"Your 'feeling' is a dangerous illusion." His face was space-dust grey and I realized with horror that he meant all of it. "I had to tell you the parable and show the possible alternatives clearly. Treb, you're riddled with Centaurian Zed virus. Unless we remove almost all the remaining first growth organisms you will be dead within six months."

I didn't care any more whether he meant it or not; the idea was too ridiculous. Death is too rare and anachronistic a phenomenon today. "You're the one who needs treatment, Doctor. Overwork, too much study, one idea on the brain too much."

Resigned, he shrugged his shoulders. "All the first matter should be removed except for the spinal chord and the vertebrae.

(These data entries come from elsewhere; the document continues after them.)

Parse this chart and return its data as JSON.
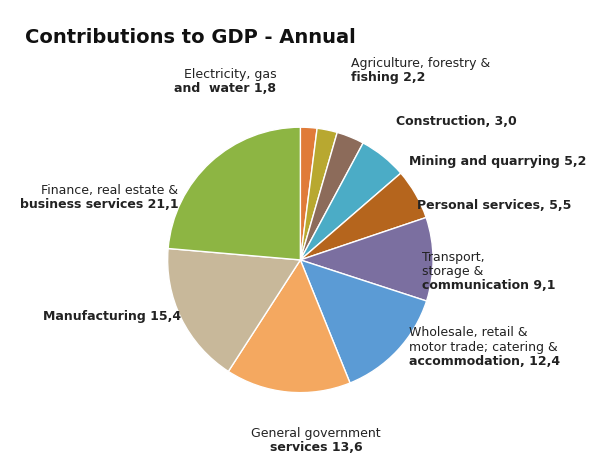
{
  "title": "Contributions to GDP - Annual",
  "segments_clockwise": [
    {
      "label": "Electricity, gas\nand  water",
      "value": 1.8,
      "color": "#e07b39",
      "value_str": "1,8"
    },
    {
      "label": "Agriculture, forestry &\nfishing",
      "value": 2.2,
      "color": "#b8a830",
      "value_str": "2,2"
    },
    {
      "label": "Construction,",
      "value": 3.0,
      "color": "#8c6b5a",
      "value_str": "3,0"
    },
    {
      "label": "Mining and quarrying",
      "value": 5.2,
      "color": "#4bacc6",
      "value_str": "5,2"
    },
    {
      "label": "Personal services,\n",
      "value": 5.5,
      "color": "#b5651d",
      "value_str": "5,5"
    },
    {
      "label": "Transport,\nstorage &\ncommunication",
      "value": 9.1,
      "color": "#7b6fa0",
      "value_str": "9,1"
    },
    {
      "label": "Wholesale, retail &\nmotor trade; catering &\naccommodation,",
      "value": 12.4,
      "color": "#5b9bd5",
      "value_str": "12,4"
    },
    {
      "label": "General government\nservices",
      "value": 13.6,
      "color": "#f4a860",
      "value_str": "13,6"
    },
    {
      "label": "Manufacturing\n",
      "value": 15.4,
      "color": "#c8b89a",
      "value_str": "15,4"
    },
    {
      "label": "Finance, real estate &\nbusiness services",
      "value": 21.1,
      "color": "#8db543",
      "value_str": "21,1"
    }
  ],
  "background_color": "#ffffff",
  "title_fontsize": 14,
  "label_fontsize": 9.0
}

You'd still have that."

"Very kind of you," I said, and walked away, determined to have no more of his lectures now or in the future.

Marla wanted to know why I seemed so jumpy. "Seems is just the word," I snapped. "Never felt better in my life."

"That's just what I mean," she said. "Jumpy."

I let her have the last word but determined to be calmer from then on.

I was. And, as the weeks passed, the mask I put on sank deeper and deeper until that was the way I really felt. 'When you can face death serenely you will not have to face it.' That is what Sophilus, one of our leading philosophers, has said. I was living this truth. My work on infinite series went more smoothly and swiftly than any mathematical research I had engaged in before and my senses responded to living with greater zest than ever.


Five months later, while walking through Hydroponic Park, I felt the first awful tremor through my body. It was as if the earth beneath my feet were shaking, like that awful afternoon on Nirva's moon. But no rocks fell from this sky and other strollers moved across my vision as if the world of five minutes ago had not collapsed. The horror was only inside me.